Small Business Group Files Legal Claim Against New US AML Laws

November 17, 2022
The National Small Business Association has announced the filing of a constitutional challenge to the Corporate Transparency Act of 2019, which introduces new beneficial ownership rules.

The National Small Business Association (NSBA) has announced the filing of a constitutional challenge to the Corporate Transparency Act of 2019 (CTA), which introduces new beneficial ownership rules.

An established Washington, DC trade association has taken the US government to court over plans to introduce new beneficial ownership rules.

The bill represents more than a decade of negotiations between Republicans and Democrats to enhance money laundering and terrorist financing rules in the US.

The law requires millions of companies to disclose their ownership and control structures to the US Treasury.

Last week, VIXIO reported that it is anticipated that the law, which specifically targets smaller firms, will be challenging for businesses to comply with.

However, it was also suggested that Treasury’s Financial Crimes Enforcement Network (FinCEN) would work closely with trade associations to help those in scope get to grips with the new law.

According to the NSBA, under the CTA, the federal government is mandating small business owners to “undergo a duplicative and burdensome paperwork process — punishing small businesses at a time when every dollar, employee and lost hour counts.

“The CTA is a poorly thought out and heavy-handed federal mandate that will be a bureaucratic nightmare for small-business owners,” said Todd McCracken, NSBA president and chief executive.

“If implemented, small businesses will be forced to spend millions of hours and billions of dollars on paperwork instead of creating jobs and helping grow our economy.”

The NSBA filed the suit in the US District Court for the Northern District of Alabama, arguing that the CTA infringes on the states’ inherent and sovereign powers over the formation and governance of entities.

It also argued that the law does not regulate commerce under Congress’ power to do so, infringes upon an individual’s rights to apply for, form, own and provide for the self-governance of entities under state law.

Burdensome rules

FinCEN issued its final rule establishing reporting requirements for beneficial ownership information (BOI) in late September.

The rule, created under the CTA, establishes who must file a BOI report, what information must be reported and when a report is due.

Under the CTA, the federal government is creating a national registry that would require small business owners to submit detailed information.

The register is intended to end shell companies, which typically exist only on paper and have no office or employees.
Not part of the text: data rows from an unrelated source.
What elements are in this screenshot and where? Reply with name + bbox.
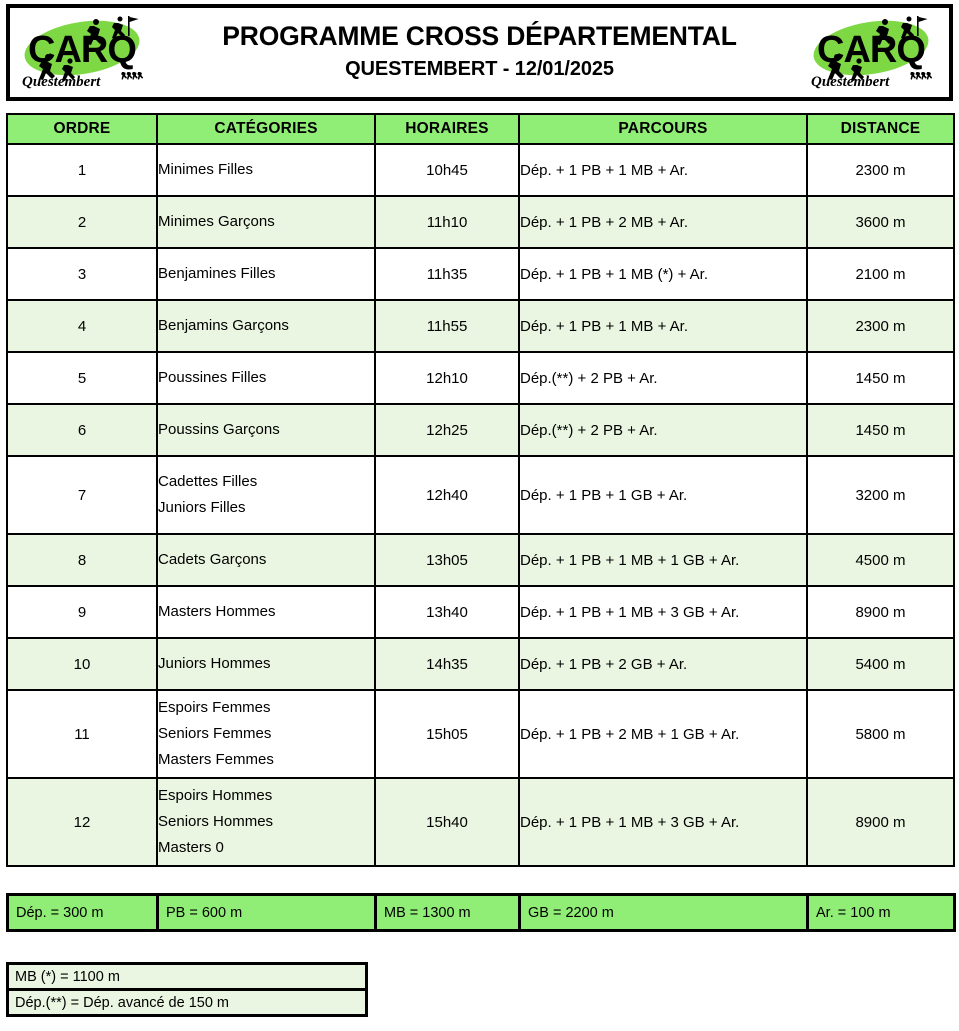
- cell-parcours: Dép. + 1 PB + 1 MB + Ar.: [519, 144, 807, 196]
- programme-cross-page: [0, 4, 959, 1031]
- legend-row: [8, 895, 955, 931]
- legend-item-ar: Ar. = 100 m: [808, 895, 955, 931]
- footnotes-wrap: [6, 962, 953, 1017]
- cell-distance: 2300 m: [807, 144, 954, 196]
- cell-distance: 2100 m: [807, 248, 954, 300]
- cell-parcours: Dép. + 1 PB + 1 GB + Ar.: [519, 456, 807, 534]
- category-line: Masters Hommes: [158, 603, 276, 621]
- carq-logo-right-wordmark: CARQ: [817, 28, 925, 71]
- table-header-row: [7, 114, 954, 144]
- cell-categories: [157, 778, 375, 866]
- cell-distance: 8900 m: [807, 586, 954, 638]
- table-row: [7, 248, 954, 300]
- table-row: [7, 586, 954, 638]
- table-row: [7, 300, 954, 352]
- footnote-dep: Dép.(**) = Dép. avancé de 150 m: [8, 990, 367, 1016]
- category-line: Poussins Garçons: [158, 421, 280, 439]
- carq-logo-left: [10, 10, 160, 96]
- cell-categories: [157, 690, 375, 778]
- cell-parcours: Dép. + 1 PB + 2 MB + Ar.: [519, 196, 807, 248]
- cell-categories: [157, 248, 375, 300]
- table-row: [7, 352, 954, 404]
- legend-wrap: [6, 893, 953, 932]
- category-line: Masters Femmes: [158, 750, 274, 768]
- cell-horaire: 12h10: [375, 352, 519, 404]
- column-header-distance: DISTANCE: [807, 114, 954, 144]
- cell-horaire: 10h45: [375, 144, 519, 196]
- cell-parcours: Dép. + 1 PB + 1 MB + Ar.: [519, 300, 807, 352]
- category-line: Benjamins Garçons: [158, 317, 289, 335]
- cell-parcours: Dép. + 1 PB + 1 MB + 1 GB + Ar.: [519, 534, 807, 586]
- cell-horaire: 14h35: [375, 638, 519, 690]
- table-row: [7, 778, 954, 866]
- cell-ordre: 3: [7, 248, 157, 300]
- cell-distance: 3200 m: [807, 456, 954, 534]
- cell-distance: 4500 m: [807, 534, 954, 586]
- cell-horaire: 15h40: [375, 778, 519, 866]
- cell-categories: [157, 352, 375, 404]
- cell-parcours: Dép. + 1 PB + 2 GB + Ar.: [519, 638, 807, 690]
- category-line: Cadettes Filles: [158, 473, 258, 491]
- cell-distance: 3600 m: [807, 196, 954, 248]
- cell-horaire: 11h35: [375, 248, 519, 300]
- category-line: Benjamines Filles: [158, 265, 276, 283]
- cell-horaire: 15h05: [375, 690, 519, 778]
- cell-ordre: 1: [7, 144, 157, 196]
- footnotes-table: [6, 962, 368, 1017]
- cell-ordre: 12: [7, 778, 157, 866]
- cell-ordre: 10: [7, 638, 157, 690]
- carq-logo-left-graphic: [10, 10, 160, 96]
- cell-parcours: Dép. + 1 PB + 2 MB + 1 GB + Ar.: [519, 690, 807, 778]
- document-header: [6, 4, 953, 101]
- schedule-table-head: [7, 114, 954, 144]
- table-row: [7, 456, 954, 534]
- category-line: Juniors Hommes: [158, 655, 271, 673]
- cell-parcours: Dép.(**) + 2 PB + Ar.: [519, 352, 807, 404]
- cell-ordre: 5: [7, 352, 157, 404]
- cell-parcours: Dép. + 1 PB + 1 MB + 3 GB + Ar.: [519, 586, 807, 638]
- cell-categories: [157, 300, 375, 352]
- cell-ordre: 9: [7, 586, 157, 638]
- cell-categories: [157, 586, 375, 638]
- schedule-table-wrap: [6, 113, 953, 867]
- table-row: [7, 404, 954, 456]
- column-header-ordre: ORDRE: [7, 114, 157, 144]
- table-row: [7, 144, 954, 196]
- carq-logo-right-subtext: Questembert: [811, 73, 890, 90]
- cell-categories: [157, 196, 375, 248]
- cell-distance: 2300 m: [807, 300, 954, 352]
- footnote-mb: MB (*) = 1100 m: [8, 964, 367, 990]
- cell-horaire: 13h05: [375, 534, 519, 586]
- cell-distance: 5800 m: [807, 690, 954, 778]
- legend-item-pb: PB = 600 m: [158, 895, 376, 931]
- category-line: Poussines Filles: [158, 369, 267, 387]
- cell-horaire: 11h10: [375, 196, 519, 248]
- cell-distance: 8900 m: [807, 778, 954, 866]
- cell-categories: [157, 456, 375, 534]
- schedule-table-body: [7, 144, 954, 866]
- carq-logo-right-graphic: [799, 10, 949, 96]
- cell-horaire: 11h55: [375, 300, 519, 352]
- cell-horaire: 12h40: [375, 456, 519, 534]
- category-line: Juniors Filles: [158, 499, 246, 516]
- cell-ordre: 2: [7, 196, 157, 248]
- cell-ordre: 7: [7, 456, 157, 534]
- cell-horaire: 12h25: [375, 404, 519, 456]
- table-row: [7, 690, 954, 778]
- cell-parcours: Dép. + 1 PB + 1 MB + 3 GB + Ar.: [519, 778, 807, 866]
- table-row: [7, 534, 954, 586]
- page-subtitle: QUESTEMBERT - 12/01/2025: [345, 58, 614, 81]
- column-header-parcours: PARCOURS: [519, 114, 807, 144]
- cell-ordre: 11: [7, 690, 157, 778]
- page-title: PROGRAMME CROSS DÉPARTEMENTAL: [222, 20, 737, 51]
- legend-table: [6, 893, 956, 932]
- cell-categories: [157, 144, 375, 196]
- category-line: Cadets Garçons: [158, 551, 267, 569]
- cell-categories: [157, 534, 375, 586]
- cell-parcours: Dép. + 1 PB + 1 MB (*) + Ar.: [519, 248, 807, 300]
- carq-logo-right: [799, 10, 949, 96]
- cell-horaire: 13h40: [375, 586, 519, 638]
- cell-categories: [157, 638, 375, 690]
- category-line: Masters 0: [158, 838, 224, 856]
- category-line: Espoirs Hommes: [158, 787, 273, 805]
- title-area: [160, 20, 799, 85]
- carq-logo-left-wordmark: CARQ: [28, 28, 136, 71]
- cell-distance: 1450 m: [807, 404, 954, 456]
- category-line: Espoirs Femmes: [158, 699, 271, 717]
- legend-item-gb: GB = 2200 m: [520, 895, 808, 931]
- category-line: Minimes Filles: [158, 161, 254, 179]
- table-row: [7, 638, 954, 690]
- cell-distance: 5400 m: [807, 638, 954, 690]
- column-header-horaires: HORAIRES: [375, 114, 519, 144]
- cell-ordre: 6: [7, 404, 157, 456]
- legend-item-mb: MB = 1300 m: [376, 895, 520, 931]
- cell-categories: [157, 404, 375, 456]
- category-line: Seniors Femmes: [158, 725, 272, 743]
- table-row: [7, 196, 954, 248]
- footnote-row-mb: [8, 964, 367, 990]
- column-header-categories: CATÉGORIES: [157, 114, 375, 144]
- cell-parcours: Dép.(**) + 2 PB + Ar.: [519, 404, 807, 456]
- category-line: Seniors Hommes: [158, 813, 274, 831]
- cell-ordre: 4: [7, 300, 157, 352]
- schedule-table: [6, 113, 955, 867]
- cell-ordre: 8: [7, 534, 157, 586]
- carq-logo-left-subtext: Questembert: [22, 73, 101, 90]
- category-line: Minimes Garçons: [158, 213, 275, 231]
- legend-item-dep: Dép. = 300 m: [8, 895, 158, 931]
- cell-distance: 1450 m: [807, 352, 954, 404]
- footnote-row-dep: [8, 990, 367, 1016]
As exposed by investigative journalist groups, these companies are often used by high net-worth individuals to evade taxes and bad actors to launder ill-gotten gains in the US.

Existing rules — the Customer Due Diligence framework — currently require banks to collect information to provide ownership verification.

These financial institutions also are required to monitor and report suspicious activities to FinCEN and law enforcement.

Here, the association argues that its members are now being struck with burdensome rules that the banks are used to dealing with.

“The CTA is simply passing the buck from big banks, which have legions of staff to absorb this kind of reporting requirement, to small businesses like mine,” stated NSBA chair Mike Stanek, who hails from Ohio. “A simple mistake has the potential to land a small-business owner in jail for as long as two years.”